Preparation is Everything
Research starts before you leave for your trip. Google the weather forecast of where you’ll be, as well as the historical weather patterns for the same season in previous years. Knowing what to expect can make all the difference in how prepared you are.
When you get to your campsite, look around for the best place to set up camp—you want a flat, dry, durable surface that’s protected from the wind. Pitch your tent and stake it out well. Then, before you do anything else, set up your sleeping system. Inflate your sleeping pad and lay out your sleeping bag, so that the down or synthetic insulation can fully recover all of its loft before bedtime. If you’re a cold sleeper in a tent with three or more people, try to sleep between your tent mates (rather than on one side.)

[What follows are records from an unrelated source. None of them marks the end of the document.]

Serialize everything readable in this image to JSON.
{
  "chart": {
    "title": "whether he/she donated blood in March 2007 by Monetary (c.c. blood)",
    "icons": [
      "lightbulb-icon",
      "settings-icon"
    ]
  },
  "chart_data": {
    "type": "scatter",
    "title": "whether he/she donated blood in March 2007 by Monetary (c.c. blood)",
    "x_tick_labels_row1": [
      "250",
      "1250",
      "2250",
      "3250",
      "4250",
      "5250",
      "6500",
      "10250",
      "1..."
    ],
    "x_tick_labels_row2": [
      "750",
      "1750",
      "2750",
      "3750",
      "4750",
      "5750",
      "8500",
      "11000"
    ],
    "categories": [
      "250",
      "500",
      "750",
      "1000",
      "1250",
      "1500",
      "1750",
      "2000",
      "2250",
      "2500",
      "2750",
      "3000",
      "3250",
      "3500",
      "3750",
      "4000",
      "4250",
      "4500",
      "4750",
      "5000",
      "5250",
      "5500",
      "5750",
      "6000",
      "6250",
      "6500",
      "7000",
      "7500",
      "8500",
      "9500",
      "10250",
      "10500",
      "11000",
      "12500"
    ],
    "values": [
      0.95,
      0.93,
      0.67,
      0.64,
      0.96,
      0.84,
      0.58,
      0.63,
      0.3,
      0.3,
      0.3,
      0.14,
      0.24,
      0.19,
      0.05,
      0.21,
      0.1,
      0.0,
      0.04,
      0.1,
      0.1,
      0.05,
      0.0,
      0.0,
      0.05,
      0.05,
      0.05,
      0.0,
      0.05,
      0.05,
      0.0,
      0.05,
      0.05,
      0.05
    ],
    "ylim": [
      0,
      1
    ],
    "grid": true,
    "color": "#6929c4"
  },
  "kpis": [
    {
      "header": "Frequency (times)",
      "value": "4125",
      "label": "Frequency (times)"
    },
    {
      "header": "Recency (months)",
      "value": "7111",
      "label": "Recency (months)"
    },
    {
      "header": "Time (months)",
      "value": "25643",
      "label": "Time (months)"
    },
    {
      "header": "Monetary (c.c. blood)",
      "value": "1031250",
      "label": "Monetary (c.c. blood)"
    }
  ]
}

Insulate Yourself from the Ground
When it comes to being warm, sleeping bags are only half of the equation. Educate yourself about R‑values, which are used to measure a sleeping pad’s ability to insulate. The higher the R‑value, the warmer you’ll be. If you’re a cold sleeper or will be traveling in extreme climates, consider using two sleeping pads.
Wear the Right Layers
Whenever possible, put on dry clothes before bed. Avoid cotton, and opt for wool or synthetic instead. Wear a warm hat, socks, and whatever other layers feel good. And that old wives’ tale about how it’s warmer to sleep naked? It only works if you start sweating. As a best practice, if you’re cold put on more layers.

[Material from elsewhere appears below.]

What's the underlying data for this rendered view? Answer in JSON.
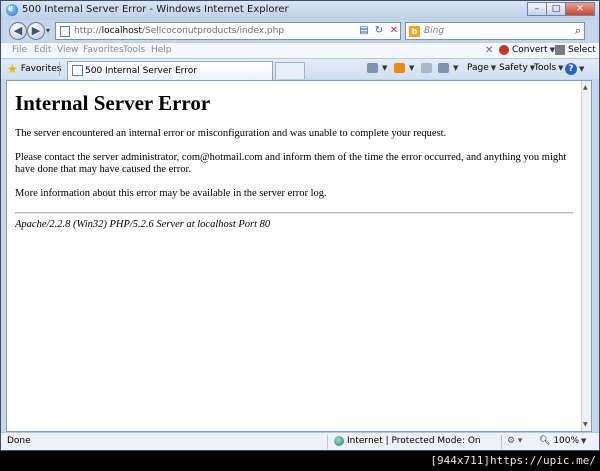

Remember that Sleeping Bags Provide Insulation, Not Heat
Think of an insulated cooler: if you put in something warm, it’ll stay warm; if you put in something cold, it’ll stay cold. So instead of crawling into your sleeping bag when you’re covered in goosebumps, try pre-warming your body. Do jumping jacks, push-ups, whatever gets your blood pumping enough to raise your core temperature.
Minimize Empty Space
Your body is working hard to heat the air inside your sleeping bag, just like a space heater inside a closet. The more empty space, the harder your body has to work. Try stuffing dry jackets or clothing inside your bag to fill empty spaces, or tuck extra baffles underneath your body to make the sleeping bag smaller.

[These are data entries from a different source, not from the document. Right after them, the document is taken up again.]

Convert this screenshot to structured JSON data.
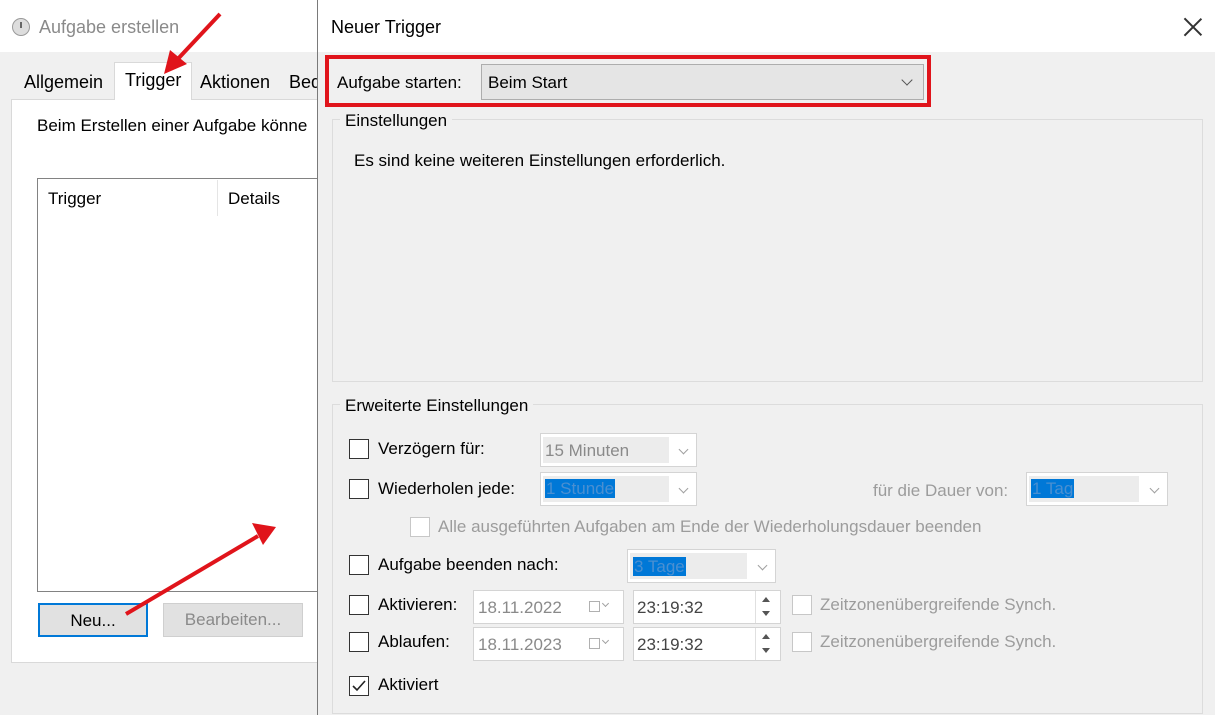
{
  "background_window": {
    "title": "Aufgabe erstellen",
    "tabs": [
      "Allgemein",
      "Trigger",
      "Aktionen",
      "Bed"
    ],
    "active_tab": "Trigger",
    "description": "Beim Erstellen einer Aufgabe könne",
    "list_columns": [
      "Trigger",
      "Details"
    ],
    "buttons": {
      "new": "Neu...",
      "edit": "Bearbeiten..."
    }
  },
  "dialog": {
    "title": "Neuer Trigger",
    "start_label": "Aufgabe starten:",
    "start_value": "Beim Start",
    "settings": {
      "title": "Einstellungen",
      "text": "Es sind keine weiteren Einstellungen erforderlich."
    },
    "advanced": {
      "title": "Erweiterte Einstellungen",
      "delay": {
        "label": "Verzögern für:",
        "value": "15 Minuten",
        "checked": false
      },
      "repeat": {
        "label": "Wiederholen jede:",
        "value": "1 Stunde",
        "checked": false,
        "duration_label": "für die Dauer von:",
        "duration_value": "1 Tag"
      },
      "stop_all": {
        "label": "Alle ausgeführten Aufgaben am Ende der Wiederholungsdauer beenden",
        "checked": false
      },
      "stop_after": {
        "label": "Aufgabe beenden nach:",
        "value": "3 Tage",
        "checked": false
      },
      "activate": {
        "label": "Aktivieren:",
        "date": "18.11.2022",
        "time": "23:19:32",
        "checked": false,
        "sync_label": "Zeitzonenübergreifende Synch."
      },
      "expire": {
        "label": "Ablaufen:",
        "date": "18.11.2023",
        "time": "23:19:32",
        "checked": false,
        "sync_label": "Zeitzonenübergreifende Synch."
      },
      "enabled": {
        "label": "Aktiviert",
        "checked": true
      }
    }
  },
  "colors": {
    "annotation": "#e0141b",
    "selection": "#0078d7",
    "focus_border": "#0078d7"
  }
}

If you have a mummy bag, make sure the hood is covering your head and cinch the opening around your face.
Make Yourself a Hot Water Bottle
If you have the resources, there’s nothing cozier than a plastic bottle filled with hot water. Just make sure it’s sealed tightly, and double-check that your bottle is BPA-free before drinking the water in the morning.
Eat Before Bed
Your body expends lots of energy generating heat, and a small bedtime snack can provide fuel for the long night ahead. Just avoid sugar, and opt for high-protein, high-fat foods like nuts, seeds, or avocados.